What is astonishing about the arguments presented by Professors Mearsheimer and Walt is that they are arguments so rarely heard in policy debate in the US. The article in question claims that the reason why such arguments are rarely heard is that they are stifled by an atmosphere which intimidates and stifles free debate of US policy towards Israel and even of the effects of the pro-Israel lobby. They write:
"Anyone who criticises Israel’s actions or argues that pro-Israel groups have significant influence over US Middle Eastern policy – an influence AIPAC celebrates – stands a good chance of being labelled an anti-semite. Indeed, anyone who merely claims that there is an Israel Lobby runs the risk of being charged with anti-semitism, even though the Israeli media refer to America’s ‘Jewish Lobby’."
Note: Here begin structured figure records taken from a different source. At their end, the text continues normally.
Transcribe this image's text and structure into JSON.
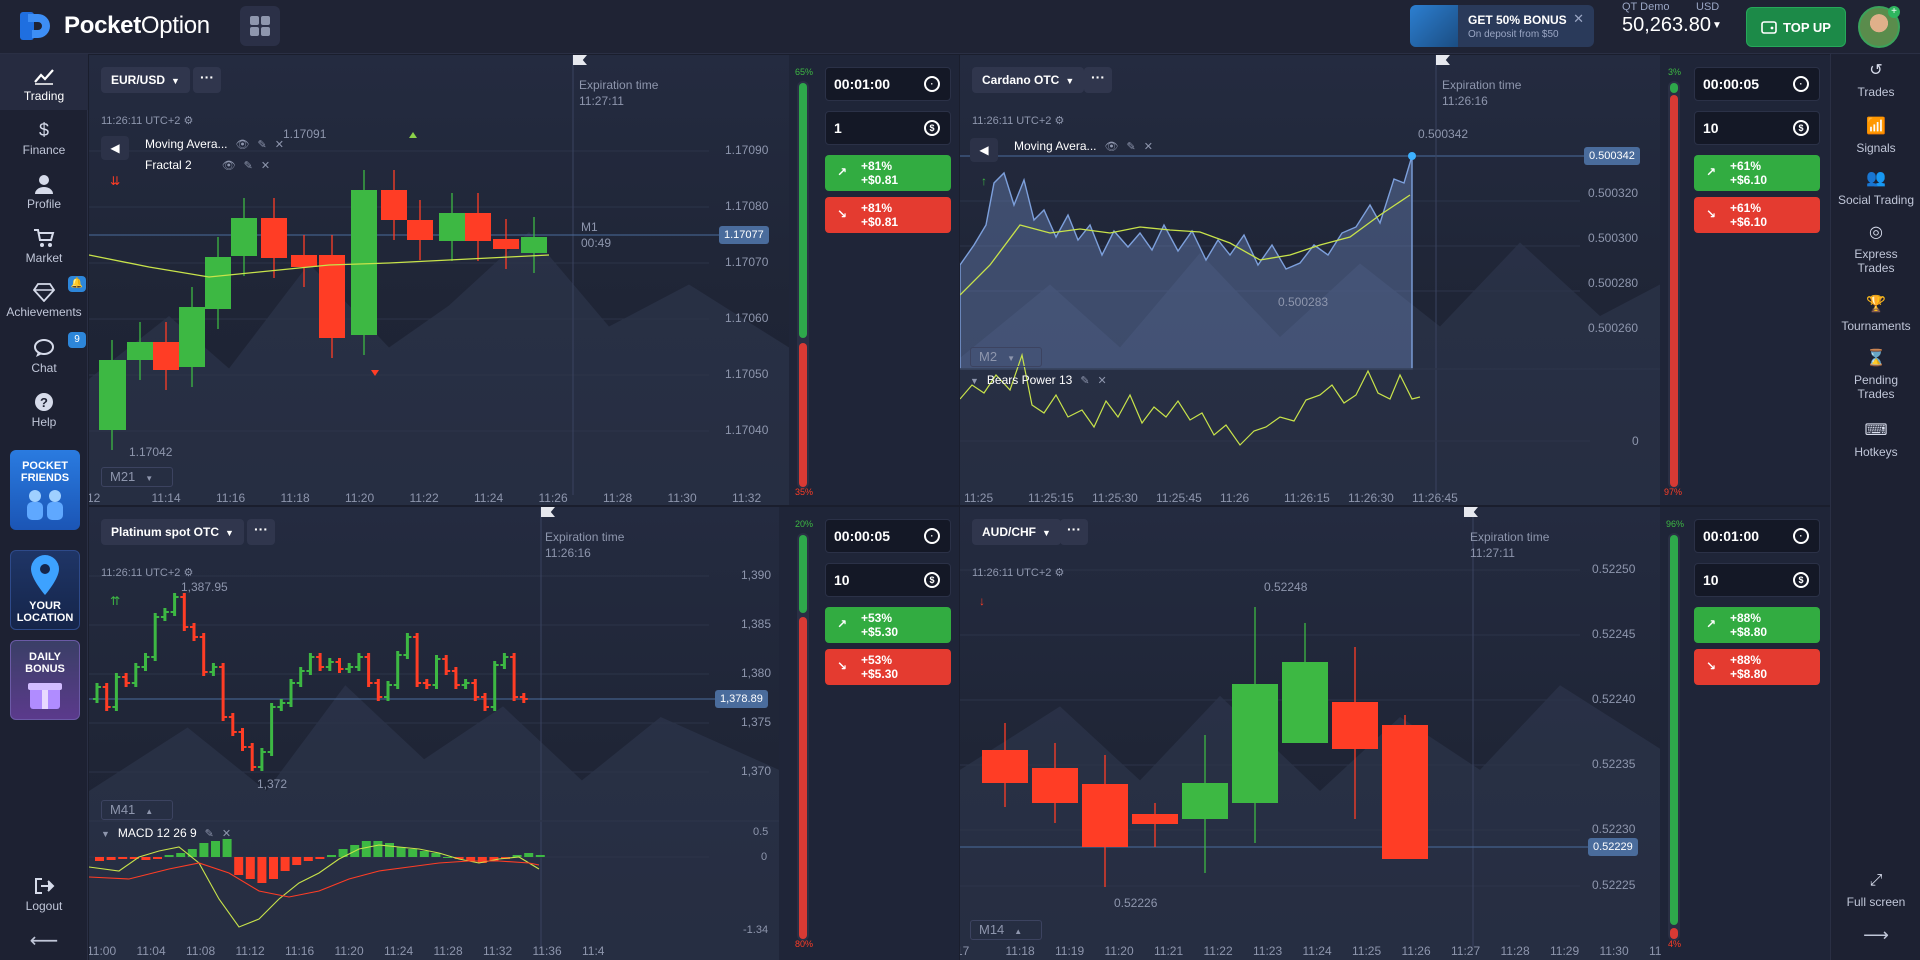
{
  "app": {
    "brand_bold": "Pocket",
    "brand_regular": "Option"
  },
  "header": {
    "bonus_title": "GET 50% BONUS",
    "bonus_sub": "On deposit from $50",
    "bonus_close": "✕",
    "account_type": "QT Demo",
    "currency": "USD",
    "balance": "50,263.80",
    "topup": "TOP UP"
  },
  "sidebar": {
    "items": [
      {
        "label": "Trading",
        "icon": "chart-line-icon"
      },
      {
        "label": "Finance",
        "icon": "dollar-icon"
      },
      {
        "label": "Profile",
        "icon": "user-icon"
      },
      {
        "label": "Market",
        "icon": "cart-icon"
      },
      {
        "label": "Achievements",
        "icon": "diamond-icon",
        "badge": "🔔"
      },
      {
        "label": "Chat",
        "icon": "chat-icon",
        "badge": "9"
      },
      {
        "label": "Help",
        "icon": "help-icon"
      }
    ],
    "promos": [
      {
        "label": "POCKET FRIENDS"
      },
      {
        "label": "YOUR LOCATION"
      },
      {
        "label": "DAILY BONUS"
      }
    ],
    "logout": "Logout"
  },
  "rightbar": {
    "items": [
      {
        "label": "Trades"
      },
      {
        "label": "Signals"
      },
      {
        "label": "Social Trading"
      },
      {
        "label": "Express Trades"
      },
      {
        "label": "Tournaments"
      },
      {
        "label": "Pending Trades"
      },
      {
        "label": "Hotkeys"
      }
    ],
    "fullscreen": "Full screen"
  },
  "charts": [
    {
      "asset": "EUR/USD",
      "time": "11:26:11 UTC+2",
      "exp_label": "Expiration time",
      "exp_time": "11:27:11",
      "timeframe": "M21",
      "indicators": [
        "Moving Avera...",
        "Fractal 2"
      ],
      "y_ticks": [
        "1.17090",
        "1.17080",
        "1.17070",
        "1.17060",
        "1.17050",
        "1.17040"
      ],
      "x_ticks": [
        "12",
        "11:14",
        "11:16",
        "11:18",
        "11:20",
        "11:22",
        "11:24",
        "11:26",
        "11:28",
        "11:30",
        "11:32"
      ],
      "price": "1.17077",
      "high_label": "1.17091",
      "low_label": "1.17042",
      "timer_tf": "M1",
      "timer": "00:49",
      "bar_top": "65%",
      "bar_bottom": "35%",
      "trade_time": "00:01:00",
      "amount": "1",
      "buy_pct": "+81%",
      "buy_amt": "+$0.81",
      "sell_pct": "+81%",
      "sell_amt": "+$0.81"
    },
    {
      "asset": "Cardano OTC",
      "time": "11:26:11 UTC+2",
      "exp_label": "Expiration time",
      "exp_time": "11:26:16",
      "timeframe": "M2",
      "indicators": [
        "Moving Avera..."
      ],
      "sub_indicator": "Bears Power  13",
      "y_ticks": [
        "0.500320",
        "0.500300",
        "0.500280",
        "0.500260"
      ],
      "sub_tick": "0",
      "x_ticks": [
        "11:25",
        "11:25:15",
        "11:25:30",
        "11:25:45",
        "11:26",
        "11:26:15",
        "11:26:30",
        "11:26:45"
      ],
      "price": "0.500342",
      "high_label": "0.500342",
      "low_label": "0.500283",
      "bar_top": "3%",
      "bar_bottom": "97%",
      "trade_time": "00:00:05",
      "amount": "10",
      "buy_pct": "+61%",
      "buy_amt": "+$6.10",
      "sell_pct": "+61%",
      "sell_amt": "+$6.10"
    },
    {
      "asset": "Platinum spot OTC",
      "time": "11:26:11 UTC+2",
      "exp_label": "Expiration time",
      "exp_time": "11:26:16",
      "timeframe": "M41",
      "sub_indicator": "MACD  12 26 9",
      "y_ticks": [
        "1,390",
        "1,385",
        "1,380",
        "1,375",
        "1,370"
      ],
      "sub_ticks": [
        "0.5",
        "0",
        "-1.34"
      ],
      "x_ticks": [
        "11:00",
        "11:04",
        "11:08",
        "11:12",
        "11:16",
        "11:20",
        "11:24",
        "11:28",
        "11:32",
        "11:36",
        "11:4"
      ],
      "price": "1,378.89",
      "high_label": "1,387.95",
      "low_label": "1,372",
      "bar_top": "20%",
      "bar_bottom": "80%",
      "trade_time": "00:00:05",
      "amount": "10",
      "buy_pct": "+53%",
      "buy_amt": "+$5.30",
      "sell_pct": "+53%",
      "sell_amt": "+$5.30"
    },
    {
      "asset": "AUD/CHF",
      "time": "11:26:11 UTC+2",
      "exp_label": "Expiration time",
      "exp_time": "11:27:11",
      "timeframe": "M14",
      "y_ticks": [
        "0.52250",
        "0.52245",
        "0.52240",
        "0.52235",
        "0.52230",
        "0.52225"
      ],
      "x_ticks": [
        "17",
        "11:18",
        "11:19",
        "11:20",
        "11:21",
        "11:22",
        "11:23",
        "11:24",
        "11:25",
        "11:26",
        "11:27",
        "11:28",
        "11:29",
        "11:30",
        "11"
      ],
      "price": "0.52229",
      "high_label": "0.52248",
      "low_label": "0.52226",
      "bar_top": "96%",
      "bar_bottom": "4%",
      "trade_time": "00:01:00",
      "amount": "10",
      "buy_pct": "+88%",
      "buy_amt": "+$8.80",
      "sell_pct": "+88%",
      "sell_amt": "+$8.80"
    }
  ],
  "colors": {
    "up": "#3db843",
    "down": "#ff3d25",
    "ma": "#c8e34a",
    "price_line": "#4a6c9c"
  }
}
Sadly, the bulk of the comments posted on this forum corroborate the authors claim. Professors Mearsheimer and Walt have written an article exceptional in its clarity and logic. Attempts, such as those on this forum, to smear their character, to accuse them of anti-Semitism, and to prevent objective debate are profoundly illiberal, hostile to what makes a free society desirable--the free debate of ideas, and for me deeply saddening to see. This smear campaign against two of academia's most distinguished professors is evidence of the very problem about which they write. It is also suggestive of ignorance of their article. Please read the article at http://www.lrb.co.uk/v28/n06/mear01_.html, then ask yourself whether there is anything but objective, honest analysis presented in it.
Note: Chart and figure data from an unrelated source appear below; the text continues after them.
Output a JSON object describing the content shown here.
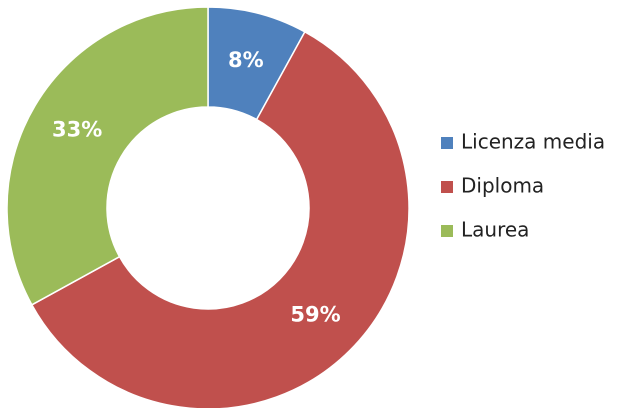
{
  "chart_data": {
    "type": "donut",
    "categories": [
      "Licenza media",
      "Diploma",
      "Laurea"
    ],
    "values": [
      8,
      59,
      33
    ],
    "value_labels": [
      "8%",
      "59%",
      "33%"
    ],
    "colors": [
      "#4f81bd",
      "#c0504d",
      "#9bbb59"
    ],
    "legend": "right"
  }
}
Posted by: Peter Fitzgerald | September 29, 2006 at 04:50 PM
Ah, I'd like to sheepishly apologize for my original post. There are some serious flaws with the W/M article, well addressed by Alan Dershowitz's counter working paper available at http://www.ksg.harvard.edu/research/working_papers/dershowitzreply.pdf. I really should have read this before posting. Indeed, I can only hope that all who read "The Israel Lobby" also read Dershowitz's response. I think my instinctively anti-special interest lobby nature got the better of me. I also, unfortunately, read Cohen's inept response to the article in question, which only confirmed my belief that Professors Mearsheimer and Walt were contributing something useful in the publication of "The Israel Lobby."
Professors Mearsheimer and Walt have failed to provide sound, valuable research.
Posted by: Peter Fitzgerald | September 29, 2006 at 06:14 PM
"I, for one, do not understand why one of the authors should continue to hold a chair endowed by a Jew."
Would you please stop and think about what you're suggesting, about the values that this seems to reflect on anyone who would say this? This statement amounts essentially to ethnic retaliation for the expression of opinions, rightly or wrongly. Last time I checked, all of us live in a country that puts our autonomous civil selves ahead of our ethnic identity. A meritocracy ought to be able to sustain itself even bearing the burden of the opinions of any numbers of individuals. Why does meritocratic decency always stop when the topic turns to Israel and these phantom-anti-semitisms?